Proceeding pursuant to CPLR article 78 (transferred to this Court by order of the Supreme Court, entered in Ulster County) *982to review a determination of respondent Superintendent of Shawangunk Correctional Facility which found petitioner guilty of violating certain prison disciplinary rules.
Petitioner, a prison inmate, was being escorted back to his cell by a correction officer who informed him that he could not enter his cell in his wheelchair. After refusing to leave the wheelchair, petitioner was given a direct order to exit the chair, which he ignored and then rolled the wheelchair into his cell. As a result, petitioner was served with a misbehavior report and, following a tier II disciplinary hearing, was found guilty of refusing a direct order and interfering with an employee. Upon administrative review, the finding of guilt on the charge of interfering with an employee was reversed, but the penalty of 30 days keeplock and loss of privileges remained the same. Petitioner then commenced this CPLR article 78 proceeding.

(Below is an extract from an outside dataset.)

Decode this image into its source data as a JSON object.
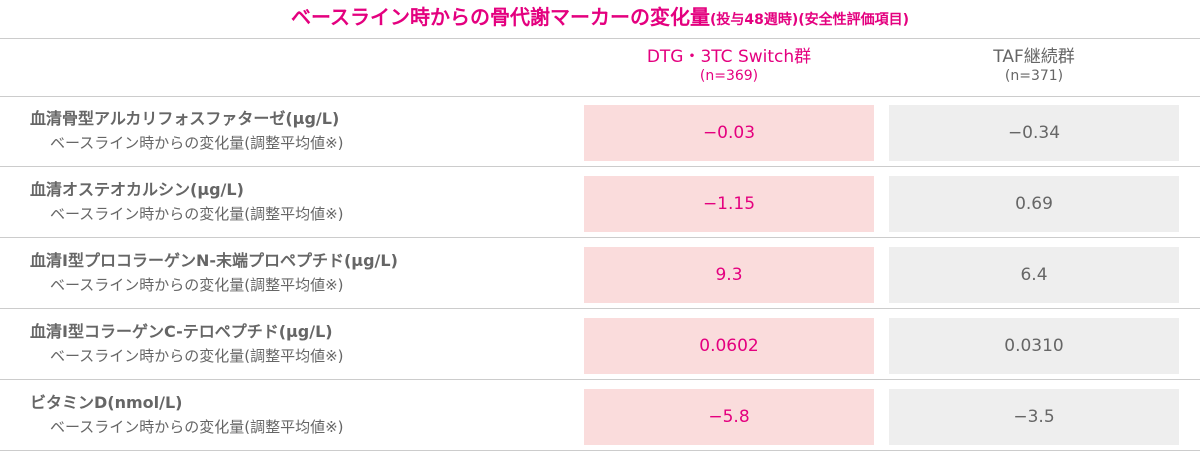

We confirm. The misbehavior report and the testimony of both petitioner and the correction officer who authored the report provide substantial evidence to support the finding of guilt (see Matter of Wright v Fischer, 98 AD3d 759, 759 [2012]; Matter of Brown v Fischer, 98 AD3d 770, 771 [2012]). Petitioner’s claim that the misbehavior report was in retaliation for past grievances he had filed raised a credibility question for the Hearing Officer to resolve (see Matter of Wright v Fischer, 98 AD3d at 759; Matter of Martin v Fischer, 98 AD3d 774, 774 [2012]).
Turning to petitioner’s procedural contentions, he was not improperly denied the right to call witnesses inasmuch as he refused to ask questions of the facility doctor when given the opportunity (see Matter of Perkins v Fischer, 78 AD3d 1355, 1356 [2010]), and the remaining witnesses requested were not present during the incident (see Matter of Rosales v Pratt, 98 AD3d 764, 765 [2012], lv denied 19 NY3d 816 [2012]). The fact that the Hearing Officer limited petitioner’s questioning of the correction officer to relevant matters was not indicative of bias (see Matter of Jackson v Prack, 84 AD3d 1660, 1661 [2011]; Matter of Lee v McCoy, 233 AD2d 633, 634 [1996]). Finally, we do not find the penalty assessed “so shocking to one’s sense of fairness as to be excessive” (Matter of Jackson v Fischer, 90 AD3d 1432, 1434 [2011]).
Petitioner’s remaining contentions have been examined and found to be either unpreserved or lacking in merit.
Rose, J.P., Lahtinen, McCarthy and Garry, JJ., concur. Adjudged that the determination is confirmed, without costs, and petition dismissed.